Mark Davies of BYU’s Department of Linguistics and English Language is at the forefront of this revolution in scholarship. A designer of linguistic corpora (that is, of large collections of text used for linguistic analysis), Davies has undertaken work that is eminently useful but also possesses long-range consequences for how we think about language and, potentially, undertake research in the humanities. He is the recipient of five large national research grants: three from the National Endowment for the Humanities and two from the National Science Foundation. The first of these, which Davies received in 2001-2002, helped create a 100-million-word annotated, online corpus of Spanish from the 1200s through the 1900s. A few years later, Davies would co-create a 45-million-word corpus of Portuguese stretching from the 1300s to the 1900s. But with advancements in technology and greater access to resources, Davies has graduated to corpora of much more imposing size. From 2009-2011, NEH funded Davies in building a 400-million-word corpus of American English (1810-2009)—a body more than two hundred times as large as any other structured, historical corpus of English. What is more, this is the only corpus that can map ongoing changes in the language—how the language is evolving right now. And scholars have taken note, outside as well as within the humanities: it attracts hundreds of thousands of unique visitors each month from all over the world in fields as diverse as business, history, religious studies, and more, and also forms the basis for 150-200 publications (whether articles or book chapters) each year.
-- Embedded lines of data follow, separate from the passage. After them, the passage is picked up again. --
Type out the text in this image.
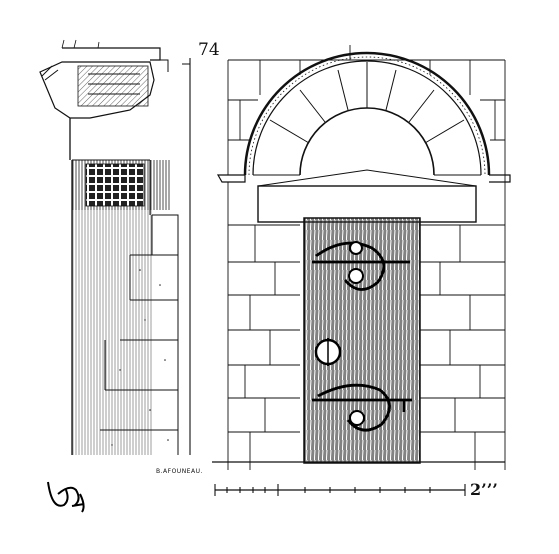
74
B.AFOUNEAU.
2’’’
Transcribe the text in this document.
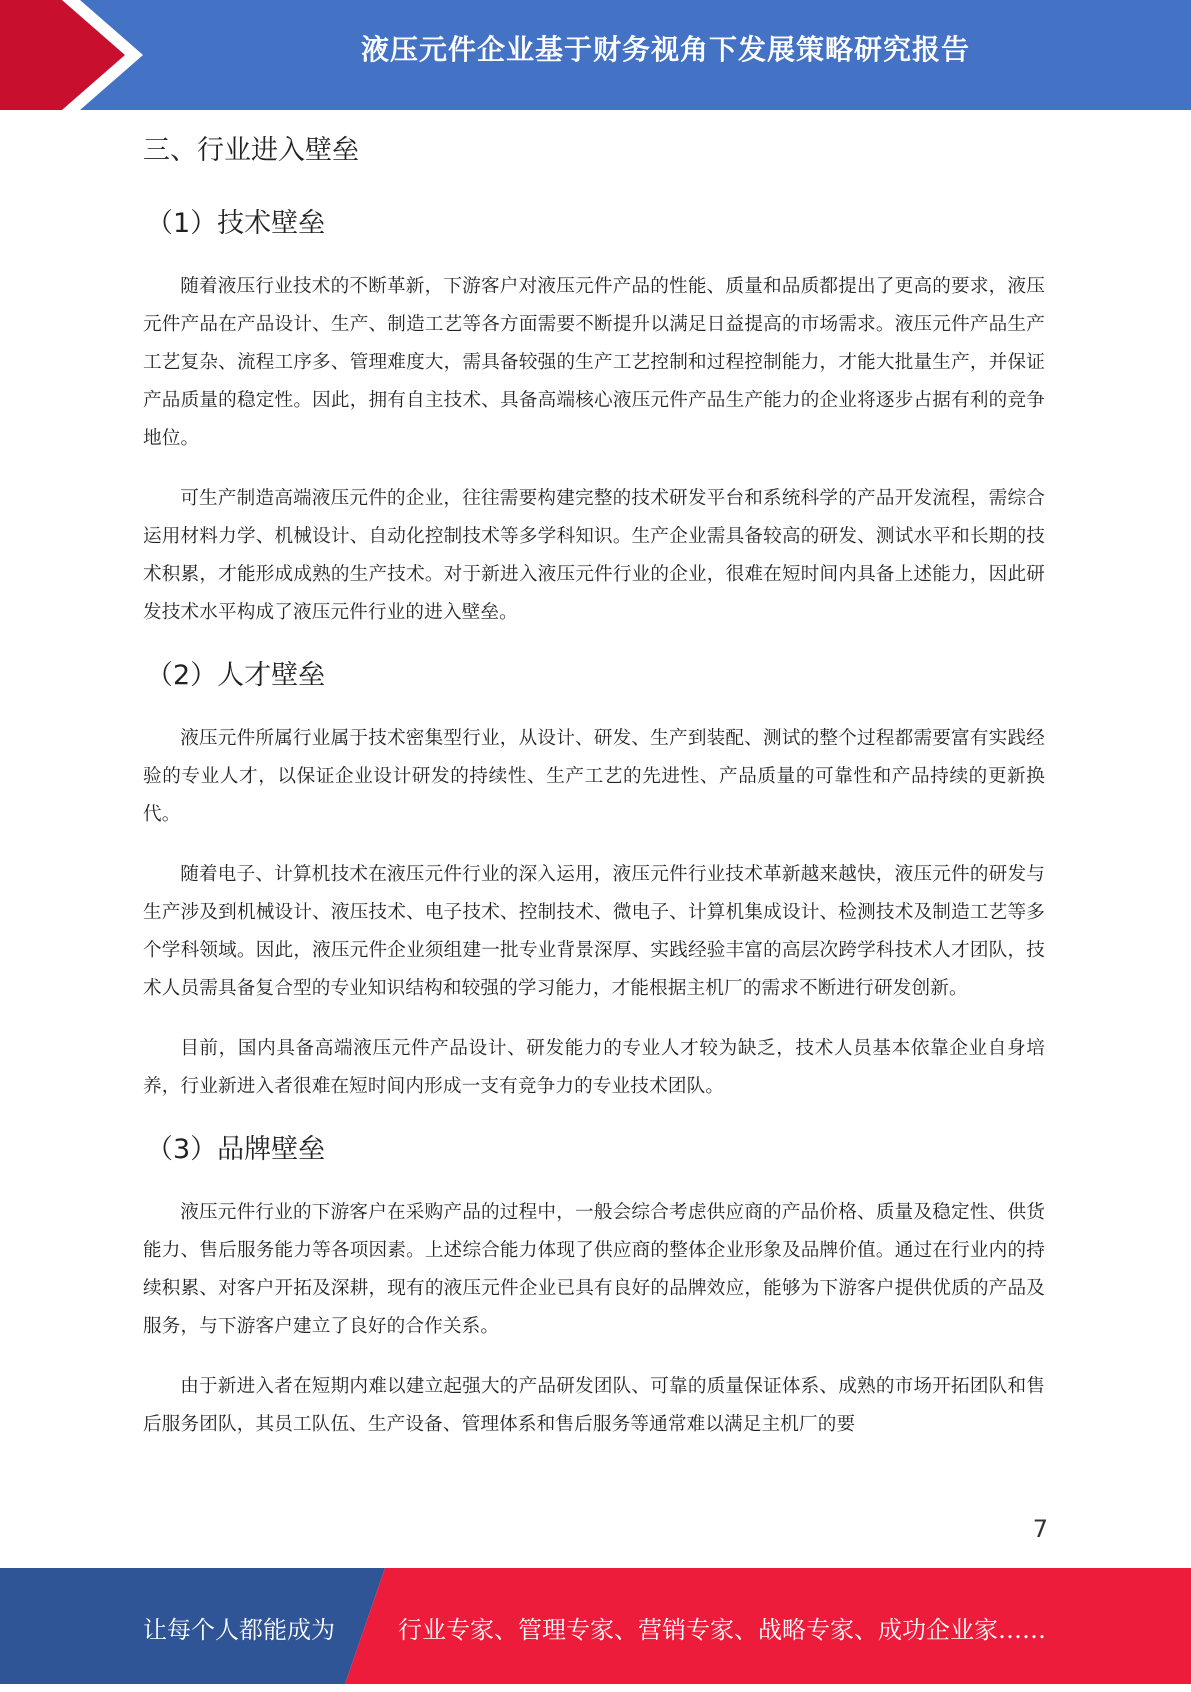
液压元件企业基于财务视角下发展策略研究报告
三、行业进入壁垒
（1）技术壁垒

随着液压行业技术的不断革新，下游客户对液压元件产品的性能、质量和品质都提出了更高的要求，液压元件产品在产品设计、生产、制造工艺等各方面需要不断提升以满足日益提高的市场需求。液压元件产品生产工艺复杂、流程工序多、管理难度大，需具备较强的生产工艺控制和过程控制能力，才能大批量生产，并保证产品质量的稳定性。因此，拥有自主技术、具备高端核心液压元件产品生产能力的企业将逐步占据有利的竞争地位。

可生产制造高端液压元件的企业，往往需要构建完整的技术研发平台和系统科学的产品开发流程，需综合运用材料力学、机械设计、自动化控制技术等多学科知识。生产企业需具备较高的研发、测试水平和长期的技术积累，才能形成成熟的生产技术。对于新进入液压元件行业的企业，很难在短时间内具备上述能力，因此研发技术水平构成了液压元件行业的进入壁垒。

（2）人才壁垒

液压元件所属行业属于技术密集型行业，从设计、研发、生产到装配、测试的整个过程都需要富有实践经验的专业人才，以保证企业设计研发的持续性、生产工艺的先进性、产品质量的可靠性和产品持续的更新换代。

随着电子、计算机技术在液压元件行业的深入运用，液压元件行业技术革新越来越快，液压元件的研发与生产涉及到机械设计、液压技术、电子技术、控制技术、微电子、计算机集成设计、检测技术及制造工艺等多个学科领域。因此，液压元件企业须组建一批专业背景深厚、实践经验丰富的高层次跨学科技术人才团队，技术人员需具备复合型的专业知识结构和较强的学习能力，才能根据主机厂的需求不断进行研发创新。

目前，国内具备高端液压元件产品设计、研发能力的专业人才较为缺乏，技术人员基本依靠企业自身培养，行业新进入者很难在短时间内形成一支有竞争力的专业技术团队。

（3）品牌壁垒

液压元件行业的下游客户在采购产品的过程中，一般会综合考虑供应商的产品价格、质量及稳定性、供货能力、售后服务能力等各项因素。上述综合能力体现了供应商的整体企业形象及品牌价值。通过在行业内的持续积累、对客户开拓及深耕，现有的液压元件企业已具有良好的品牌效应，能够为下游客户提供优质的产品及服务，与下游客户建立了良好的合作关系。

由于新进入者在短期内难以建立起强大的产品研发团队、可靠的质量保证体系、成熟的市场开拓团队和售后服务团队，其员工队伍、生产设备、管理体系和售后服务等通常难以满足主机厂的要

7
让每个人都能成为	行业专家、管理专家、营销专家、战略专家、成功企业家……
And yet, Mark’s horizons are still expanding. He is presently at work on a project called “GloWbE” (Global Web-based English), a two-billion-word corpus of words composed from twenty different English-speaking countries. This project will allow researchers to examine dialectal variation in English, making available for the first time a much clearer view of the massive flows of linguistic change within and across regions, nations, and continents. Such a project promises to provide scholars with a wealth of new information that will help them chart huge numbers of linguistic and conceptual developments pertaining to culture as well as language, and hence to the very course of history itself.